On Shilnikov's scenario in 3D: Topological chaos for vectorfields of class $C^1$
Hans-Otto Walther
TL;DR
This work extends Shilnikov's chaotic scenario to 3D vector fields of minimal smoothness ($C^1$) by developing a flow-based framework around a homoclinic loop. It introduces scaled flows $F_{\epsilon}$ and decomposes the dynamics into inner and exterior maps, using angle tracking in the stable plane to formulate a planar return map whose geometry supports symbolic dynamics. The authors prove the existence of topological chaos by showing that the planar return map encodes arbitrary binary sequences, yielding a countable family of chaotic trajectories and extending prior results to $C^1$ vector fields.
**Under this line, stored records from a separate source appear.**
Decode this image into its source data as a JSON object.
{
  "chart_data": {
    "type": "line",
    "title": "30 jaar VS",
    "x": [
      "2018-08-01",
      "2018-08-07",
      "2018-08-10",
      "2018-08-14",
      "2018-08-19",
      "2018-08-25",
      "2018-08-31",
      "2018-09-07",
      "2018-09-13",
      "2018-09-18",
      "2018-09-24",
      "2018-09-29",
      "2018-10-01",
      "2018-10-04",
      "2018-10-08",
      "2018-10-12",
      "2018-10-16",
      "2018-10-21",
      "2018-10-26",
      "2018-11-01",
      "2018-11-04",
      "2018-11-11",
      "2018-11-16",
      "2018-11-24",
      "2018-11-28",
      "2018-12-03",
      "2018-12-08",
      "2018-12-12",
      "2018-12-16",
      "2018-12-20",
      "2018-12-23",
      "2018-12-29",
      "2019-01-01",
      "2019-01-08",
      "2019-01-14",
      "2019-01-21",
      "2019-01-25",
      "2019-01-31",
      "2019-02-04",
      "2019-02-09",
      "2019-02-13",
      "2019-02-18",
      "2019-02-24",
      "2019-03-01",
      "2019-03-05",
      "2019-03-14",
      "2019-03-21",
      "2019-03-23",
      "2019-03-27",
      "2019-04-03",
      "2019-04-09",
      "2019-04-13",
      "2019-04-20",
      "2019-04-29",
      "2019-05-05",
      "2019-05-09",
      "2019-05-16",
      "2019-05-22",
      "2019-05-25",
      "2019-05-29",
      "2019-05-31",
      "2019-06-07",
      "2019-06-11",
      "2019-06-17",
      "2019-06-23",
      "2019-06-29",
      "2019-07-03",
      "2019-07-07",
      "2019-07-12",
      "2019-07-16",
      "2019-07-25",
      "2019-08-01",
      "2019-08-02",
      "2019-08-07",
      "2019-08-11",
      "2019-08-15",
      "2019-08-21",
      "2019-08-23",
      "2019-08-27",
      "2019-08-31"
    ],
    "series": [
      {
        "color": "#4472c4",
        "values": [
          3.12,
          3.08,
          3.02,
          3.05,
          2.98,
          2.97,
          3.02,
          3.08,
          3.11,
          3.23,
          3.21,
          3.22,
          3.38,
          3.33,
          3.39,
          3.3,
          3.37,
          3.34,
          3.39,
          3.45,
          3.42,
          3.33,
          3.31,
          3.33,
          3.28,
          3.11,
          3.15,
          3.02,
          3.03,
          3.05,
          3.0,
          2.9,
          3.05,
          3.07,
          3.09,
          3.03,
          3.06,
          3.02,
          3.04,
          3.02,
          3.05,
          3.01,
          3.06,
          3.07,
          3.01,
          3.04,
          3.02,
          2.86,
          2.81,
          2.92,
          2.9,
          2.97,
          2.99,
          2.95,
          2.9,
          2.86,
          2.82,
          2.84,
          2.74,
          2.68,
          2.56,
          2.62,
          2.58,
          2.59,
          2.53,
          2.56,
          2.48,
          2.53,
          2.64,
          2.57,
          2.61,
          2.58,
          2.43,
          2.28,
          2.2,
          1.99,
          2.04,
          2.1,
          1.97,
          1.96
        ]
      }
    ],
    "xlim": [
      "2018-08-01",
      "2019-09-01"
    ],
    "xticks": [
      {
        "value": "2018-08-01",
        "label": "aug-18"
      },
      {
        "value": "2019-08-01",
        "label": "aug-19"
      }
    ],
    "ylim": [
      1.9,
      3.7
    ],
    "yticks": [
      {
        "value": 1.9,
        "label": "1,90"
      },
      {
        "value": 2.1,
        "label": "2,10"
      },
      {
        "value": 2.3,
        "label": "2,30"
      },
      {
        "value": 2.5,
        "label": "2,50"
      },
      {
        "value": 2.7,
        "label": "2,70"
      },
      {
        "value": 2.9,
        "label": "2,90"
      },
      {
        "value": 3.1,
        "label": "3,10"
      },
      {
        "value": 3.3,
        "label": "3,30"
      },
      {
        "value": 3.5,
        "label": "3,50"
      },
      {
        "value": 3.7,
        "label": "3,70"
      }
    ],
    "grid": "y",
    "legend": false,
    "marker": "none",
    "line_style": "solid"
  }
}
The approach relies on a careful flow transformation (Appendix) that preserves smoothness and enables precise transversality, exponential estimates, and constructive estimates for the return map, while outlining open problems such as periodic orbits and extensions to higher dimensions.
Abstract
Shilnikov's scenario in 3D consists of a vectorfield $V$ so that the equation $$ x'(t)=V(x(t))\in\mathbb{R}^3 $$ with $V(0)=0$ has a solution homoclinic to the origin and the eigenvalues of $DV(0)$ are $u>0$ and $σ\pm iμ$, $σ<0<μ$, with $0<σ+u$. We give a detailed proof that close to the homoclinic loop complicated motion exists provided $V$ is just once continuously differentiable. The result requires working with flows instead of an ODE, which necessitates major modifications compared to the earlier approach for twice continuously differentiable vectorfields in arXiv:2406.18289 .